Classic form of nevus lipomatosis cutaneous superficialis of vulva
2 Department of Pathology, Jawaharlal Institute of Postgraduate Medical Education and Research, Puducherry, India
Department of Dermatology, Jawaharlal Institute of Postgraduate Medical Education and Research, Puducherry - 605 006
|How to cite this article:
Singh N, Kumari R, Thappa DM, Kar R, Kulandaisamy S. Classic form of nevus lipomatosis cutaneous superficialis of vulva. Indian J Dermatol Venereol Leprol 2014;80:473-475
Nevus lipomatosis cutaneous superficialis is a rare idiopathic hamartoma of adipocytes. We report a classic form of nevus lipomatosis which occurred on the vulva, an unusual site for this lesion. Nevus lipomatosis involving the genitalia can cause psychological trauma to the child as well as parents and hence requires treatment and counseling.

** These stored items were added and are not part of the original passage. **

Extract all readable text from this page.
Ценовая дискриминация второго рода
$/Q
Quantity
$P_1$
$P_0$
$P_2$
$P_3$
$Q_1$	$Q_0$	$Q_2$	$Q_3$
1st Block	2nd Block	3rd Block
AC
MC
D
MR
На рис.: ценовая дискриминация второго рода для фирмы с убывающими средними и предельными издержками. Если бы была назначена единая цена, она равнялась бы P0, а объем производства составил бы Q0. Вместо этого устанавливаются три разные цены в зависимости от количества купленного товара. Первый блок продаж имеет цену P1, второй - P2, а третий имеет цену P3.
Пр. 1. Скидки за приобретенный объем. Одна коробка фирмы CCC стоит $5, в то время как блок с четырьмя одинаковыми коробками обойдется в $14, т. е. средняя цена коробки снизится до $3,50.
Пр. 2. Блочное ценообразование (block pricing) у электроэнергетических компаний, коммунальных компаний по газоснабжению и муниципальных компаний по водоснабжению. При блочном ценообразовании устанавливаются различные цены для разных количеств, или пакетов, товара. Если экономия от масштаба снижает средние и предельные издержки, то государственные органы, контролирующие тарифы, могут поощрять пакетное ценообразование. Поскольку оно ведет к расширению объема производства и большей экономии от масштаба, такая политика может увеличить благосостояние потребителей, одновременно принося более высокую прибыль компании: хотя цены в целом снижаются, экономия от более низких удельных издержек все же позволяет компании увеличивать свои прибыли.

A 10-year-old girl was brought to us by her anxious parents for a polypoidal growth over the right vulva. It began as an asymptomatic, soft, hypopigmented swelling since birth which was gradually increasing in size for two years. Physical examination revealed a non-tender, well defined, yellow-colored, soft plaque measuring 15 × 9 cm over the right labium majorum, mons pubis, inguinal fold and upper medial thigh. There was a soft pedunculated polyp measuring 1.5 × 1 cm over the right labium majorum [Figure - 1]. The polyp was excised and the surrounding plaque was subjected to a skin biopsy [Figure - 2]. Histopathological examination revealed orthokeratosis, follicular plugging and acanthosis with lobules of mature adipose tissue separated by bundles of collagen in the reticular dermis [Figure - 2]. These findings were consistent with the clinical diagnosis of nevus lipomatosis cutaneous superficialis. The girl was referred to a plastic surgeon for staged excision.

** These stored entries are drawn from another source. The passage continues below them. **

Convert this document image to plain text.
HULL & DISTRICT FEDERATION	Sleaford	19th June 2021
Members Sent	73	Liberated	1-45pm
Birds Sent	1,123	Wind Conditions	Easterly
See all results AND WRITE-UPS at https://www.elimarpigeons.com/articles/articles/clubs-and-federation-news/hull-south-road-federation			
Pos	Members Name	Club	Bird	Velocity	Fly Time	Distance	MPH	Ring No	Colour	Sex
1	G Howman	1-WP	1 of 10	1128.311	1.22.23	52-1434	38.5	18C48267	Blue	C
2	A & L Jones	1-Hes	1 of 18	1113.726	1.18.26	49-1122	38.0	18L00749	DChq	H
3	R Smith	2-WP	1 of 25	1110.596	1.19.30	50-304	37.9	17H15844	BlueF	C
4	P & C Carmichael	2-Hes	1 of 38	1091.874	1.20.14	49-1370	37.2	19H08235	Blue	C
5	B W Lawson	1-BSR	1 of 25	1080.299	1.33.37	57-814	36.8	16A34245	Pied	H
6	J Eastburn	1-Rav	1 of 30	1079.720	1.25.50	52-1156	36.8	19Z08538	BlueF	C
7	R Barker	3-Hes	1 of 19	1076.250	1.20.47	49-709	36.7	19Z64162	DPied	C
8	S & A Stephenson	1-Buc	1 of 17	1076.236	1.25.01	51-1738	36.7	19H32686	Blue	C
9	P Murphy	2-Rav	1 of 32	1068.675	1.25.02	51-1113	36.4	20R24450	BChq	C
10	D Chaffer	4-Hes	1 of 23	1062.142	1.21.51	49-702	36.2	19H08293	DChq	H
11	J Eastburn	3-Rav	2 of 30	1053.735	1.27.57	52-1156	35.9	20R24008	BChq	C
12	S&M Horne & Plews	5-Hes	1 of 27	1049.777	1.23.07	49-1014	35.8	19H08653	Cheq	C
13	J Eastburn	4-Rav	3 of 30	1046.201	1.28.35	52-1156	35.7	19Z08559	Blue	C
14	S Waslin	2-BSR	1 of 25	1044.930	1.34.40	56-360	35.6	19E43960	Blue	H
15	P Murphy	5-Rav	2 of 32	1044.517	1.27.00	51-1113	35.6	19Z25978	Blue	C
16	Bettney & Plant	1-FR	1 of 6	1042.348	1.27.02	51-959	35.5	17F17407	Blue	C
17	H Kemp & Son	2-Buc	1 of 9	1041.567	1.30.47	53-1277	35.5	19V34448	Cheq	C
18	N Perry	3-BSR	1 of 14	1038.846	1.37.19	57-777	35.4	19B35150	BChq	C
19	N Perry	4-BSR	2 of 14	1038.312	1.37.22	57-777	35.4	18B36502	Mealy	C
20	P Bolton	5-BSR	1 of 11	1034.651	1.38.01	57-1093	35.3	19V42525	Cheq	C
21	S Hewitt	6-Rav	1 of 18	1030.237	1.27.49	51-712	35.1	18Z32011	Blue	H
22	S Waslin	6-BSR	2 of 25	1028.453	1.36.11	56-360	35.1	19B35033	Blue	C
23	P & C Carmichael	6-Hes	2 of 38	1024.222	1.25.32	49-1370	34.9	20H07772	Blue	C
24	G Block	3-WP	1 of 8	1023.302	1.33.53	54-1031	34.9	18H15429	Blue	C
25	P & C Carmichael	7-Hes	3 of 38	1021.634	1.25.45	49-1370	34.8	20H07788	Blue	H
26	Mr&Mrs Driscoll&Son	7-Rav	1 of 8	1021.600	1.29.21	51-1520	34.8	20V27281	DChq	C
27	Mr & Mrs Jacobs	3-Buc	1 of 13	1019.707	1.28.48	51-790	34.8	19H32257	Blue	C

|Figure 1: Well-defined yellow colored soft plaque over the right labium majorum and mons pubis extending onto the inguinal fold and upper medial thigh, with a soft pedunculated polyp over the right labium majorum`|
|Figure 2: Lobules of mature adipose tissue separated by bundles of collagen in the reticular dermis (H and E, ×40)|
Nevus lipomatosis cutaneous superficialis is a hamartoma of adipocytes, first reported by Hoffmann and Zurhelle  in 1921. It is histologically characterized by the presence of mature adipocytes in the dermis that lack any connection with the subcutaneous fat.  The pathogenesis of nevus lipomatosis is unknown and several theories including adipose metaplasia, heterotopias of adipocytes, and adipocytes originating from dermal vessel walls have been proposed. 
There is no gender predilection and the condition is not heritable. It consists of two clinical subtypes, the classic multiple and the solitary form. , The classic form usually appears at birth or within the first two decades of life and presents as multiple, usually unilateral lesions. It may be present in a band-like, linear or zosteriform pattern. It has a predilection for the pelvic girdle area i.e.,buttocks and upper part of posterior thigh but can also occur on the chest, abdomen and face. It presents as multiple dome-shaped papules that are sessile or pedunculated. These usually appear simultaneously and are stable though a few papules may increase in size. The surface of nevus lipomatosis is usually smooth, as was observed in our case. But in rare cases, the surface can be wrinkled, cerebriform or have a peau d′ orange texture. The rare solitary form appears as a plaque or linear lesion in the third to sixth decade of life and has no predilection for any specific site. 
Our case is a classic form of nevus lipomatosis cutaneous superficialis of vulva that appears not to have been previously reported though there are reports of the solitary form of nevus lipomatosis involving the labium majorum  and clitoris.  The differential diagnosis includes lipoblastoma and congenital lipoma.  Lipoblastoma, a rare benign mesenchymal tumor of infancy arising from fetal adipose tissue shows lobules of immature adipocytes in a myxoid matrix. Congenital lipoma shows mature adipocytes in subcutaneous tissue unlike nevus lipomatosis cutaneous superficialis, where mature adipocytes are seen in the dermis without having any connection to the subcutaneous fat. 
Nevus lipomatosis cutaneous superficialis usually does not require any treatment but surgical excision or intralesional phosphatidylcholine can be tried if it involves the genitalia and causes psychological trauma to the patient.  Intralesional sodium deoxycholate (24 mg/ml) followed by intralesional phosphatidylcholine (50 mg/ml) has been reported to cause clinical and histological resolution but post-injection erythema, postinflammatory pigmentation and scarring have been observed.  The detergent action of sodium deoxycholate causes fat cell destruction and the released fatty acids are emulsified by phosphatidylcholine. , The optimal concentration and the injection depth of these drugs is not yet established.